Temednos
Temblaba como si la tierra se agitara y su cuerpo parecía un triste jardín de flores azuladas. Abrí la puerta y la encontré allí, con las pupilas absorbiendo la poca luz del rellano de la escalera. “Por favor…” , susurró.
A mi también me temblaban las manos al marcar el teléfono. No sabía qué decirle, ni a acercarme, por si se desvanecía el último vestigio. Sentí vergüenza ajena. Ella, a ratos, me miraba como si yo le hubiera bajado el Sol.

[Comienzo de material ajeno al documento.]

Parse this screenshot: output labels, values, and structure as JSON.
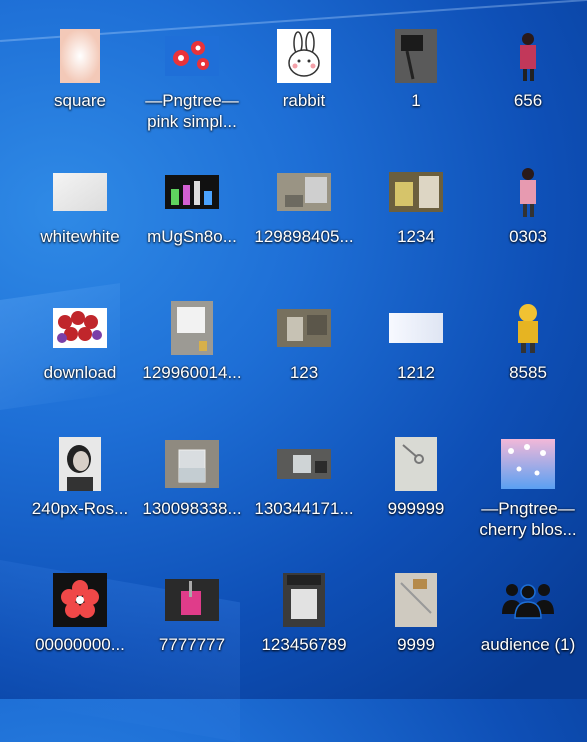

Vinieron la policía y los sanitarios. Les dije lo que sabía, nada, que la primera noticia fue al abrir la puerta y encontrarla, machacada, en estupor, con una elocuente historia escrita en su ropa rasgada. Me sentí inútil.
No pude dormir aquella noche y la siguiente se me echó encima sin poder más que arder de fiebre.
El barrio se sumió en susurros y en un lugar sin alma, como aquel, cruzábamos las miradas con el sentimiento de estar sucios.
La justicia hizo su parte, que parecía insuficiente para equilibrar la balanza.
Nosotros hicimos la nuestra: la barriada se pintó de violeta y cada palmo de calle se convirtió en un exorcismo contra la violencia, más aquella que perturbó para siempre nuestro sueño. “Temednos: jamás os daremos tregua”.